Reliability of English Learners’ Test Scores

The Every Student Succeeds Act requires that English Learners (ELs) are included in annual state testing (grades 3-8 and once in high school) and included in each state’s accountability system disaggregated by subgroup to ensure that they receive the support they need to learn English, participate fully in their education experience, and graduate ready for college or career.

As more states are using the ACT test as part of their accountability systems, one concern that educators and policymakers may have is whether the scores of English Learners (ELs) are valid and reliable indicators of their actual academic achievement level. This research brief will address the following research questions:

  1. How does the reliability of ELs’ ACT scores compare to that of non-ELs?
  2. How does the reliability of ACT scores for ELs compare to the reliability of other standardized assessment scores?
  3. How does classification consistency and differential item functioning analyses provide additional evaluative information about score validity?

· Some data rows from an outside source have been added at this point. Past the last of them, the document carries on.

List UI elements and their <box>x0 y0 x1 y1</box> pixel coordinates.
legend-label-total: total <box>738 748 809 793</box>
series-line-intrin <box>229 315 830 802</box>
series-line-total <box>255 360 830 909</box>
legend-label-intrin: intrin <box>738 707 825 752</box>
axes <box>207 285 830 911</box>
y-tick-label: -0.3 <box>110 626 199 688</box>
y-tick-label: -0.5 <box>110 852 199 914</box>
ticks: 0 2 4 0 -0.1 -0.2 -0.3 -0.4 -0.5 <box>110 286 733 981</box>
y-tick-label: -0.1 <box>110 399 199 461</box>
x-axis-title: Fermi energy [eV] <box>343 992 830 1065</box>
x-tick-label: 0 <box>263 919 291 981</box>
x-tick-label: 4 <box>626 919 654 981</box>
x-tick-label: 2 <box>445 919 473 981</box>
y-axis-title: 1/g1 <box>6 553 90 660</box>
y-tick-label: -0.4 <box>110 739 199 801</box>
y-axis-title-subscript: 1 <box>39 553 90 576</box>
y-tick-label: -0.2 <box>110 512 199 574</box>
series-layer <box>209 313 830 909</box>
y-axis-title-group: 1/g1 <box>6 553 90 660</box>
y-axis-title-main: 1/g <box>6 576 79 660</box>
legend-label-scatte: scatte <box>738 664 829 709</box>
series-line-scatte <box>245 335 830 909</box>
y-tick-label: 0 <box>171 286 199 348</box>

Limited English proficiency can be a source of construct-irrelevant variance (measurement error), meaning that ELs’ performance on a test may be negatively impacted because they have trouble comprehending the test content in the language in which the test is presented. As a result, their scores may not reflect their true ability level, particularly if the test has a high reading component. This manifests in lower scores, as well as lower reliability estimates.

Limited English proficiency can also be a source of construct-relevant variance if English proficiency is part of the construct being measured (e.g., English grammar), resulting in lower scores that do accurately reflect students’ (lower) proficiency level.

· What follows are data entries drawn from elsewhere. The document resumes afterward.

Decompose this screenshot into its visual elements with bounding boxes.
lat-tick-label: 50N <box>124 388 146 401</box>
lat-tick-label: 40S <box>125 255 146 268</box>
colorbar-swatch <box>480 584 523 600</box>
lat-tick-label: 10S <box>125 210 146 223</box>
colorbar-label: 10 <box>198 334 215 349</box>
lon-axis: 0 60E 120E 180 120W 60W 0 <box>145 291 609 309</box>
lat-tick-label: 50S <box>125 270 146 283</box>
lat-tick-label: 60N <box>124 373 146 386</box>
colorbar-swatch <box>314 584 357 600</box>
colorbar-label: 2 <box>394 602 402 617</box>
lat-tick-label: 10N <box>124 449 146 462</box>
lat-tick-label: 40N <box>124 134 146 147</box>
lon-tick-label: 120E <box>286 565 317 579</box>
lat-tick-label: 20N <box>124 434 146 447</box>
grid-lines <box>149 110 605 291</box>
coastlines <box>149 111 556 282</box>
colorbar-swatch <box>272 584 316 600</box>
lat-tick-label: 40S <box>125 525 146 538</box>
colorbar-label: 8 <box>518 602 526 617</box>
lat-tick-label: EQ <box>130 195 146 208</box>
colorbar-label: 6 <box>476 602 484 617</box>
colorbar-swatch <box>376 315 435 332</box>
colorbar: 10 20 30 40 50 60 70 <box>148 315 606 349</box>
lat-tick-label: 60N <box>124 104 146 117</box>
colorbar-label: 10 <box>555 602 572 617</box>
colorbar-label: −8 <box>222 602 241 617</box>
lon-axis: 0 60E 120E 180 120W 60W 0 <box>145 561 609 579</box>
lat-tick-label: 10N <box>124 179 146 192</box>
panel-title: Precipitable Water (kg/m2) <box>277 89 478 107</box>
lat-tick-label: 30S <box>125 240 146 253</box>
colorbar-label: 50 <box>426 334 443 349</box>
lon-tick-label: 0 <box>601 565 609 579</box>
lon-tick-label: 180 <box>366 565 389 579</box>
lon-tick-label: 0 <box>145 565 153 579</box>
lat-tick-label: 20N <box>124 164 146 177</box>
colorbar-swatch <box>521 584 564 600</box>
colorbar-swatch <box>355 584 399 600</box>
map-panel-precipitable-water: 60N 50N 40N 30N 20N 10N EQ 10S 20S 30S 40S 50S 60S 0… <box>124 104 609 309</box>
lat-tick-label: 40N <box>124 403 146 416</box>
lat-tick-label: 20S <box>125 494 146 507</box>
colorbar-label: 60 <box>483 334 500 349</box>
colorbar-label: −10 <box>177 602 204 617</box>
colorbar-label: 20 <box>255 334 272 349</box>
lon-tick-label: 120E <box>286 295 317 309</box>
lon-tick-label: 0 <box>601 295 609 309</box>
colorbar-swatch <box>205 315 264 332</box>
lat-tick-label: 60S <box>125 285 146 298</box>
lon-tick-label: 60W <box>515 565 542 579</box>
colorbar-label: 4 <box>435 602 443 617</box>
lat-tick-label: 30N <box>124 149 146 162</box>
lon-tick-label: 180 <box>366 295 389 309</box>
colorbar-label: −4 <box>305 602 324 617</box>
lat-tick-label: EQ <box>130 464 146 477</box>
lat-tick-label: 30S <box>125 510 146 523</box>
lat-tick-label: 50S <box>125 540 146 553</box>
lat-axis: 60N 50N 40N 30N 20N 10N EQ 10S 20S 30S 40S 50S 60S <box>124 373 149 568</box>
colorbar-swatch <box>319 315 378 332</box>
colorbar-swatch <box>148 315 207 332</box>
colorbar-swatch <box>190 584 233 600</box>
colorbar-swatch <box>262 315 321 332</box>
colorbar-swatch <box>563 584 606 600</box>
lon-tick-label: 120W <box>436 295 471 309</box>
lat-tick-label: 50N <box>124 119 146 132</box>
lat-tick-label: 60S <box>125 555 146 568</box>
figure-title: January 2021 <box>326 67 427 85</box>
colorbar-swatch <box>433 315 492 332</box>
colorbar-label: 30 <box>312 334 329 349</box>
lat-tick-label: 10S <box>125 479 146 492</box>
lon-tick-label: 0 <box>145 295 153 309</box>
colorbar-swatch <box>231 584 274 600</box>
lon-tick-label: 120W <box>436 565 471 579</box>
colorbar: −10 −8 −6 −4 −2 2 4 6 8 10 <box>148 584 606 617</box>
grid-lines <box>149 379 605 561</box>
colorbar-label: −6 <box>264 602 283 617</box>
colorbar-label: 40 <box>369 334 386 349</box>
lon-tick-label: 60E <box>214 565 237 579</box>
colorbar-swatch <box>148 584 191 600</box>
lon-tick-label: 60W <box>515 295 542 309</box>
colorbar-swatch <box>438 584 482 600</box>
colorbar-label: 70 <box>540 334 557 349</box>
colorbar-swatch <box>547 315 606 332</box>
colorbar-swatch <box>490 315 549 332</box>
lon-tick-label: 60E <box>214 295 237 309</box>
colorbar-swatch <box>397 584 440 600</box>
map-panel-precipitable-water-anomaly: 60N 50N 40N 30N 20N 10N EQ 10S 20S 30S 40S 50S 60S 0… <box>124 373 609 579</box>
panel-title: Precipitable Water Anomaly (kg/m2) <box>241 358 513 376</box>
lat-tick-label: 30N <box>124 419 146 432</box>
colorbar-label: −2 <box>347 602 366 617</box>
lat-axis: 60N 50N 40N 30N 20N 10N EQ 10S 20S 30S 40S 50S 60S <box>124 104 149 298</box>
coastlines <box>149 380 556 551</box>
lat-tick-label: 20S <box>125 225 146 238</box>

Reliability is a measure of the extent to which test scores are consistent across testing conditions, such as across different test items or upon retest. Cronbach’s alpha is a common measure of internal consistency reliability (i.e., the extent to which students consistently respond to items sampled from the construct being measured).

A student who has mastered a construct should be able to consistently answer questions correctly, whereas a student who has not mastered the construct would be expected to consistently answer questions incorrectly. In contrast, an EL who knows the correct answer but is unable to comprehend the item content may produce an incorrect response that does not reflect their true knowledge.